At work, the numbers climb even higher. A report from the human resources firm ERC shows that 96% of non-union employees access the Internet during the workday. But just because the Internet is everywhere doesn’t mean it’s universally viewed as a good thing. A recent study commissioned by Rasmussen College (not to be confused with the group responsible for presidential polling reports) shows that Americans have a very complex relationship to the Internet, and one that often varies by age group.
Overall, the report showed that the Internet is widely thought to be necessary, though sometimes a necessary evil. Almost two-thirds of the 2,009 respondents (59%) said the Internet was “overwhelming” to them, but 68% said they can’t live without it. The overlap between the two groups was 40% of respondents. But among the most surprising results was that millennials reported they found the Internet to be unsafe at a greater proportion than older age groups in the study.
About 35% of adults between the ages of 18-34 (the general accepted range for millennials) said they “don’t feel safe online,” according to the report. That’s compared to about 28% of adults in the 35-54 and 55 and over age groups who answered in a similar way. Going further, about 37% of millennials agreed that “the Internet is scary,” compared to about 23% of adults in higher age groups.
Part of the explanation could be a heightened awareness among younger people of the potential dangers the Internet poses. The FBI believes that half a million child predators are online every day, and about 15 million Americans have their identity stolen each year, in large part because of digital commerce and transactions online. A greater awareness of the Internet’s capabilities — and the abilities of people using it for not-so-wonderful purposes — could play a role in the reason millennials are more hesitant about their safety online.
That’s likely a large reason why millennials are increasingly becoming known for their penchant for privacy, too. It’s a bit of a contradiction, given the age group’s equal love for selfies and Snapchat, but the paradox exists. Younger people might post more personal pictures online, but their views on general privacy policies are a lot like those of older adults. Joseph Turow, a communication professor at the University of Pennsylvania, said in an interview with NPR that teens are more likely to do things they regret in the split-second mistakes of youth. But overall, their perceptions of what happens online are much like those of older Americans. “They may do things they regret, but in the context of asking them about policy, they’re not all that different from older people,” Turow said.
But perhaps the largest concern for young people about the Internet, at least on a professional level, is that they won’t be able to keep up with technological advances. There has always been a plethora of anecdotes about older generations struggling to keep pace with new advances in the workplace, but its possible that the issue is even more pronounced for younger generations who have already experienced the issue.
Perceived lack of job skills
Numerous reports show that millennials are falling behind in terms of career readiness and skills they will need to succeed in a workplace environment that is more dependent upon robotics, new software, or any range of digital literacy skills. (“Digital literacy,” by the way, is defined by the American Library Association as the ability to “use information and communication technologies to find, evaluate, create, and communicate information, requiring both cognitive and technical skills.”) Based on the Rasmussen study, it appears at least a portion of the workforce is beginning to recognize that problem. According to the report, even a perceived lack of skills greatly affects how millennials interact in their jobs, and how they search for new ones.

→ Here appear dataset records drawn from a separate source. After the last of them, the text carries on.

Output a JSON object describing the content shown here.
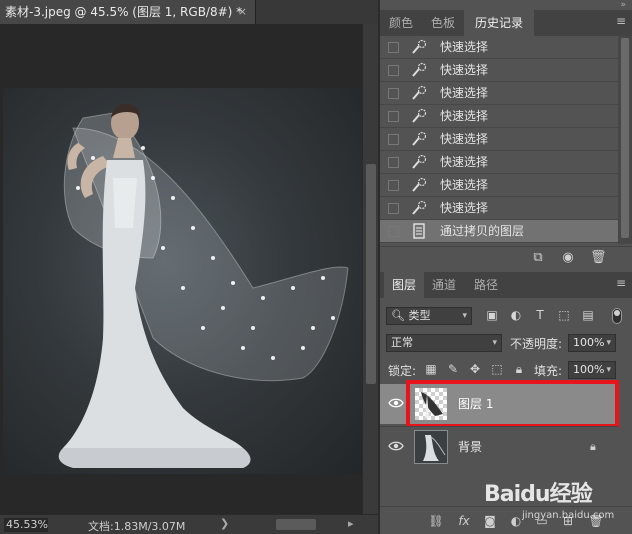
{
  "document": {
    "tab_title": "素材-3.jpeg @ 45.5% (图层 1, RGB/8#) *",
    "tab_close": "×"
  },
  "status": {
    "zoom": "45.53%",
    "doc_info": "文档:1.83M/3.07M",
    "arrow": "❯"
  },
  "history_panel": {
    "tabs": [
      "颜色",
      "色板",
      "历史记录"
    ],
    "active_tab": "历史记录",
    "items": [
      {
        "label": "快速选择"
      },
      {
        "label": "快速选择"
      },
      {
        "label": "快速选择"
      },
      {
        "label": "快速选择"
      },
      {
        "label": "快速选择"
      },
      {
        "label": "快速选择"
      },
      {
        "label": "快速选择"
      },
      {
        "label": "快速选择"
      },
      {
        "label": "通过拷贝的图层",
        "selected": true
      }
    ]
  },
  "layers_panel": {
    "tabs": [
      "图层",
      "通道",
      "路径"
    ],
    "active_tab": "图层",
    "filter_kind": "类型",
    "blend_mode": "正常",
    "opacity_label": "不透明度:",
    "opacity_value": "100%",
    "lock_label": "锁定:",
    "fill_label": "填充:",
    "fill_value": "100%",
    "layers": [
      {
        "name": "图层 1",
        "selected": true,
        "visible": true,
        "locked": false
      },
      {
        "name": "背景",
        "selected": false,
        "visible": true,
        "locked": true
      }
    ]
  },
  "watermark": {
    "brand": "Baidu经验",
    "url": "jingyan.baidu.com"
  },
  "colors": {
    "highlight_border": "#e8141c",
    "panel_bg": "#535353",
    "selected_row": "#8a8a8a"
  }
}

About 10% of millennials said they didn’t apply for a job because they felt they didn’t possess the digital literacy skills required. About 80% of all respondents said they would like to improve their digital literacy skills, with 27% saying they wanted to improve their office or professional skills — the highest goal mentioned. Within that selection, 38% said they wanted to improve to do their current job better. About 31% said they wanted to improve so they could find a better job, and 22% said they wanted to find a new career. And though improving office skills was more popular among the 35-54 crowd, millennials also indicated they’d like to see improvement: One in four of them said they hope to increase their abilities in terms of using professional software.
Though finding ways to improve digital skills can be intimidating, numerous resources are available for those people who are willing to put in some time. The most common reason people said they didn’t improve their skills (at 39%) was because they didn’t have the time. Another 51% said they either didn’t have money for a course, or they didn’t know where to go for help. At the end of the report, Rasmussen provided links to various video tutorials and articles produced by college staff that help people learn how to be safer online, use digital skills in their job search, and so on.
Among other websites, the U.S. Department of Commerce has a site, digitalliteracy.gov, that provides people with a place to learn the basics and find more community resources available to them. It can be overwhelming to start, but the beauty of the Internet is that while it takes time to master, there are a host of materials online, for free, that teach how to master it.